そこに剣の腹でクシェルを狙ってた盗賊の剣が振るわれ、クシェルの妹はそれに当たり

大きく吹き飛んで行く。

クシェルにも、倒れた所で上から剣が振るわれ剣の腹で頭を殴られる。

あたしも、まったく動けずに、仲間だった死体を抱きしめて泣いている。


倒れたクシェルの唇が動いたのが見えた。

「逃げろ。
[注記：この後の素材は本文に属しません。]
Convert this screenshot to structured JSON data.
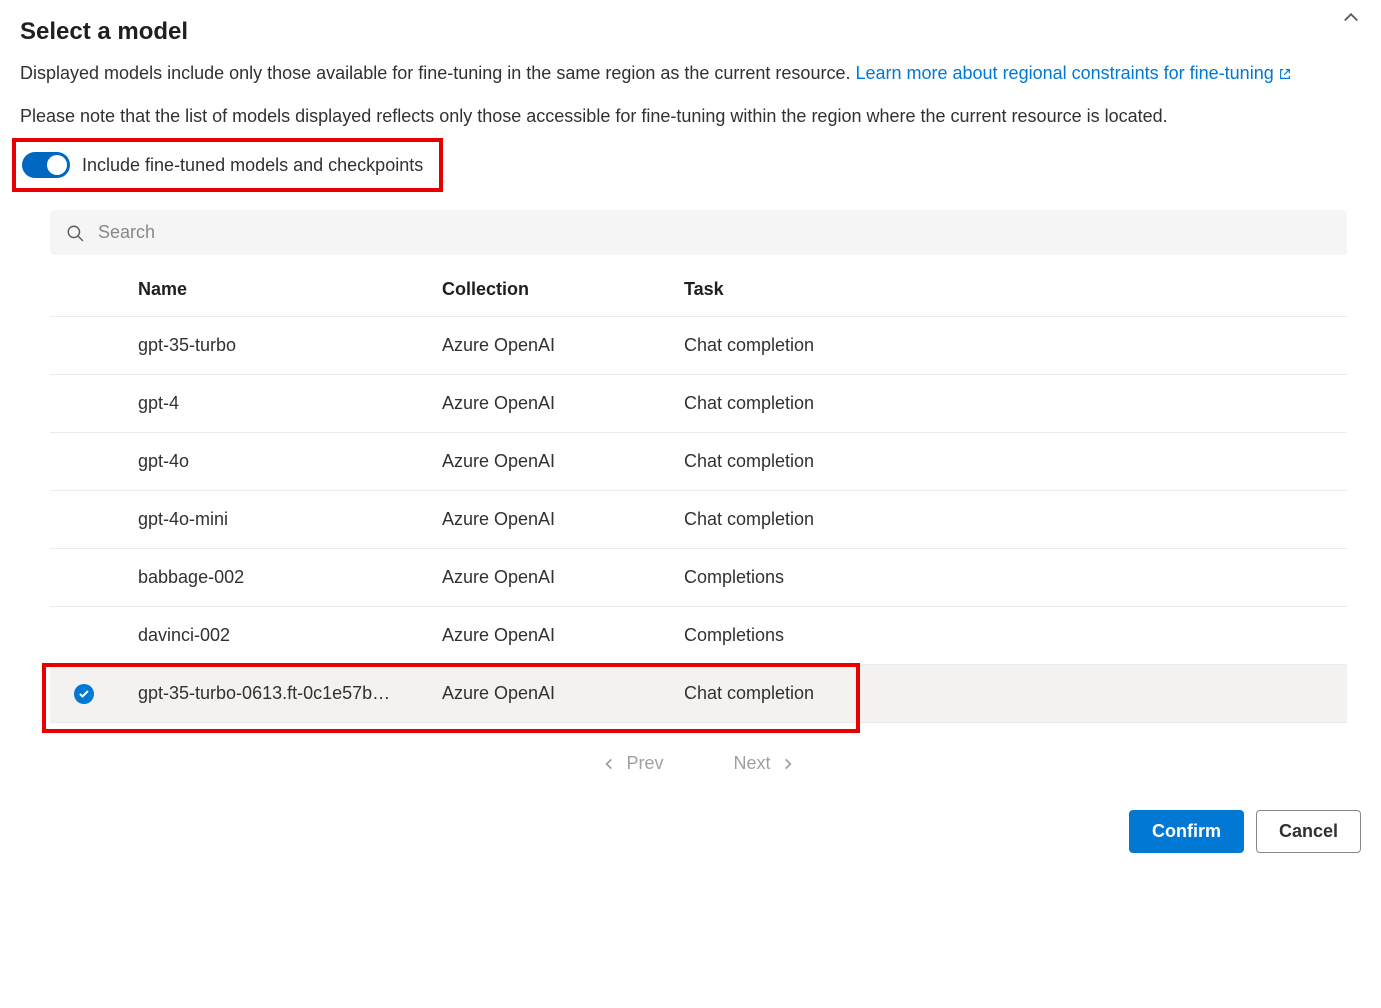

」


あたしは、それで我に返りすぐさま逃げ出す。

しかし、すぐに回り込まれ足を剣の腹で殴られ激痛と共にひっくり返る。

男達は、にやにやと笑いながらあたしらを縛っていく。

さっき、囮にした女も捕まったようだ。

そこで、あたしの意識も途切れてしまった。


あたしらは、そのまま盗賊のアジトに連れらていったようだ。

クシェルの妹も連れてこられていたが、

そのあと目覚める事なく・・・死体になってしまった。


それからの生活も、地獄だった。

あたしは足が折れまったく動けなくなった。

クシェルは、何人かにケガをさせたようで、気晴らしに殴られるようになった。

ファギーは、死んではいないが、起きている時の方が少ないくらいに、

なにかがある度に気絶するようになった。